Despite how clichéd it sounds, there is a lot of truth to the old adage that the small things matter most.
When I went to a private high school I had to wear a very specific uniform. As did everyone. Yet when the basketball team had a game any given night, they were permitted to wear suits throughout the day. I asked one of them one time why that was. They explained it was just a simple way of standing out, and mentally setting themselves, and the day of the game apart from everything else. “It helps with the mindset,” he told me.
I am not a basketball player, but that notion of getting into a specific mindset via clothing has always stuck with me. And it carried into my theatre experiences.
Every opening night, I dress up a little bit fancier than I otherwise might. I don’t own a suit, so I do not do that, but I do wear nicer shoes, my good slacks, button up shirt. A tie once in a while. Even if I am just going straight to the theatre. Why? The exact same reason those ballers did back in school. To stand out. A sort of metaphorical string around the finger of my mind, to remind me about where my day was going.
It seems like a really small, and to some a really silly thing.

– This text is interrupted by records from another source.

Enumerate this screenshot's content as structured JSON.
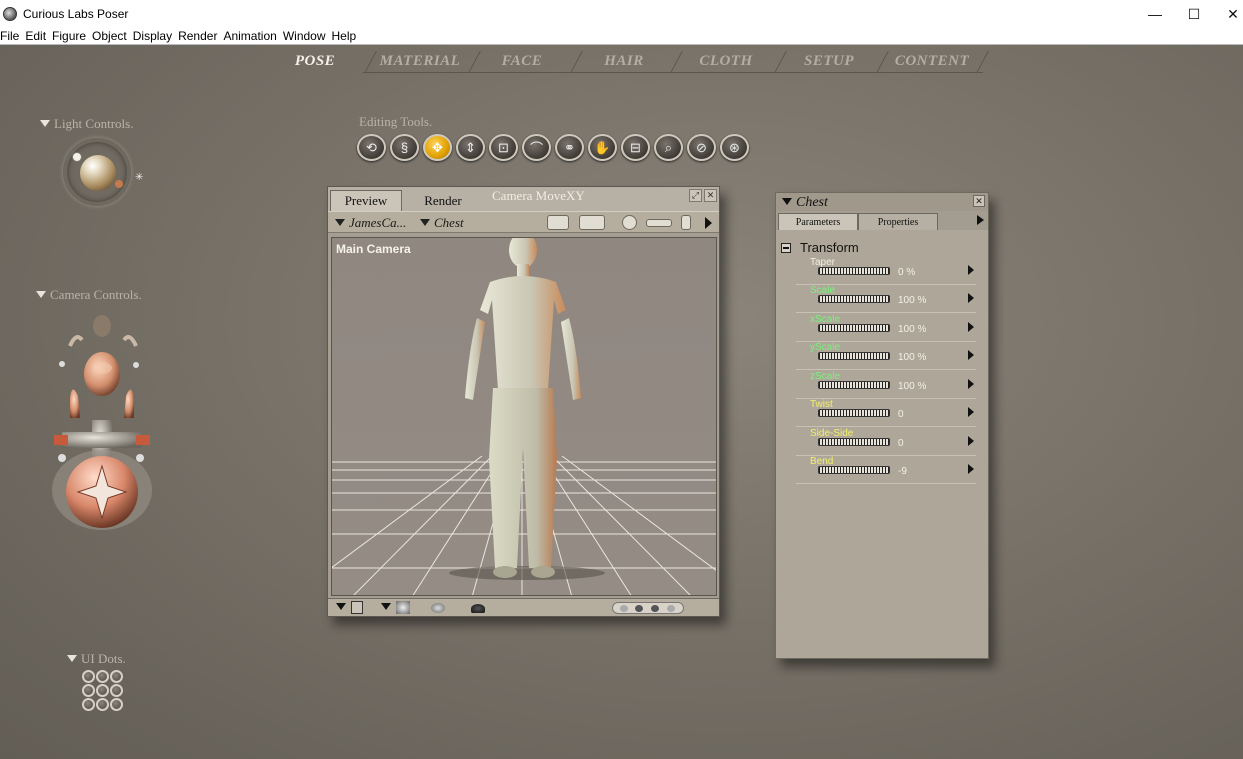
{
  "window": {
    "title": "Curious Labs Poser",
    "minimize": "—",
    "maximize": "☐",
    "close": "✕"
  },
  "menu": [
    "File",
    "Edit",
    "Figure",
    "Object",
    "Display",
    "Render",
    "Animation",
    "Window",
    "Help"
  ],
  "rooms": [
    "POSE",
    "MATERIAL",
    "FACE",
    "HAIR",
    "CLOTH",
    "SETUP",
    "CONTENT"
  ],
  "active_room": "POSE",
  "light_controls": {
    "label": "Light Controls."
  },
  "camera_controls": {
    "label": "Camera Controls."
  },
  "ui_dots": {
    "label": "UI Dots."
  },
  "editing_tools": {
    "label": "Editing Tools.",
    "tools": [
      {
        "icon": "rotate-icon",
        "glyph": "⟲"
      },
      {
        "icon": "twist-icon",
        "glyph": "§"
      },
      {
        "icon": "translate-xy-icon",
        "glyph": "✥"
      },
      {
        "icon": "translate-z-icon",
        "glyph": "⇕"
      },
      {
        "icon": "scale-icon",
        "glyph": "⊡"
      },
      {
        "icon": "taper-icon",
        "glyph": "⌒"
      },
      {
        "icon": "chain-break-icon",
        "glyph": "⚭"
      },
      {
        "icon": "color-icon",
        "glyph": "✋"
      },
      {
        "icon": "grouping-icon",
        "glyph": "⊟"
      },
      {
        "icon": "view-magnifier-icon",
        "glyph": "⌕"
      },
      {
        "icon": "morphing-icon",
        "glyph": "⊘"
      },
      {
        "icon": "direct-manipulation-icon",
        "glyph": "⊛"
      }
    ],
    "active_index": 2
  },
  "preview": {
    "tabs": [
      "Preview",
      "Render"
    ],
    "active_tab": "Preview",
    "title": "Camera MoveXY",
    "figure_select": "JamesCa...",
    "actor_select": "Chest",
    "viewport_label": "Main Camera"
  },
  "params": {
    "title": "Chest",
    "tabs": [
      "Parameters",
      "Properties"
    ],
    "active_tab": "Parameters",
    "group": "Transform",
    "items": [
      {
        "name": "Taper",
        "value": "0 %",
        "color": "#f0ede4"
      },
      {
        "name": "Scale",
        "value": "100 %",
        "color": "#7cf07c"
      },
      {
        "name": "xScale",
        "value": "100 %",
        "color": "#7cf07c"
      },
      {
        "name": "yScale",
        "value": "100 %",
        "color": "#7cf07c"
      },
      {
        "name": "zScale",
        "value": "100 %",
        "color": "#7cf07c"
      },
      {
        "name": "Twist",
        "value": "0",
        "color": "#f2f06a"
      },
      {
        "name": "Side-Side",
        "value": "0",
        "color": "#f2f06a"
      },
      {
        "name": "Bend",
        "value": "-9",
        "color": "#f2f06a"
      }
    ]
  }
}
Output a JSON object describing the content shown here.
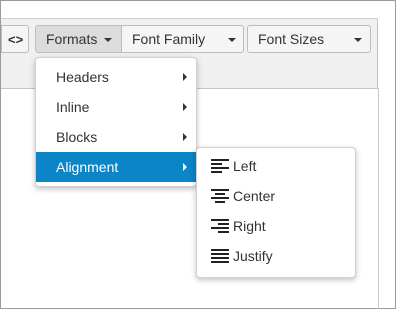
{
  "toolbar": {
    "code_label": "<>",
    "formats_label": "Formats",
    "font_family_label": "Font Family",
    "font_sizes_label": "Font Sizes"
  },
  "formats_menu": {
    "items": [
      {
        "label": "Headers"
      },
      {
        "label": "Inline"
      },
      {
        "label": "Blocks"
      },
      {
        "label": "Alignment",
        "active": true
      }
    ]
  },
  "alignment_menu": {
    "items": [
      {
        "label": "Left",
        "icon": "align-left-icon"
      },
      {
        "label": "Center",
        "icon": "align-center-icon"
      },
      {
        "label": "Right",
        "icon": "align-right-icon"
      },
      {
        "label": "Justify",
        "icon": "align-justify-icon"
      }
    ]
  },
  "colors": {
    "accent": "#0b84c8"
  }
}
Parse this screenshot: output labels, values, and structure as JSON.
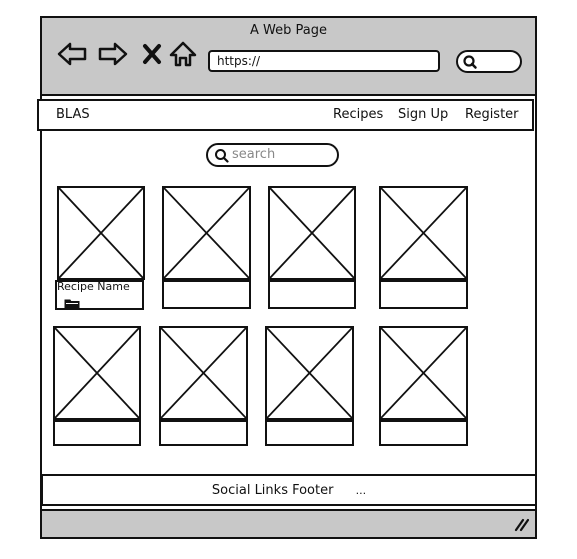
{
  "window": {
    "title": "A Web Page"
  },
  "toolbar": {
    "back_icon": "back-arrow-icon",
    "forward_icon": "forward-arrow-icon",
    "stop_icon": "close-icon",
    "home_icon": "home-icon",
    "url": "https://",
    "search_icon": "search-icon"
  },
  "nav": {
    "brand": "BLAS",
    "links": [
      "Recipes",
      "Sign Up",
      "Register"
    ]
  },
  "search": {
    "placeholder": "search"
  },
  "recipes": [
    {
      "name": "Recipe Name",
      "icon": "folder-icon"
    },
    {
      "name": ""
    },
    {
      "name": ""
    },
    {
      "name": ""
    },
    {
      "name": ""
    },
    {
      "name": ""
    },
    {
      "name": ""
    },
    {
      "name": ""
    }
  ],
  "footer": {
    "text": "Social Links Footer",
    "extra": "..."
  },
  "statusbar": {
    "resize_icon": "resize-grip-icon"
  }
}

Perhaps it is. But anything that can help build energy, anticipation and focus leading into a show can be of benefit. And while I do not do this for every single performance, I find that getting a mental head start into the first night of a show can often have positive consequences for the rest of the run.
Though I do not believe anyone would be hurt by trying this opening night dress up, my main point is to make opening night stand out for you somehow. If you really don’t like dressing up, give yourself something else. Something extra, that can be noticed in some way. Wax the car the night before. Eat fancy that night. (If you can stomach food at that point. I never could.) Anything you can think of that will give the day leading into opening night a bit of polish. When you treat the day as something special in some demonstrative way, the day is more likely to bring extraordinary things.
It’s not about showing off, and it’s not about being more important than other people. It’s about being willing to take extra pride in yourself that day, and by extension, extra pride in the performance you are about to turn in.
Being proud of what you are doing will fend off apathy and even help with fatigue. It shows you are serious, committed, and ready to go.
An audience can always tell which members of a cast feel that way. Wouldn’t you want to make sure they noticed you as much during the show, as everyone else did during the day before it?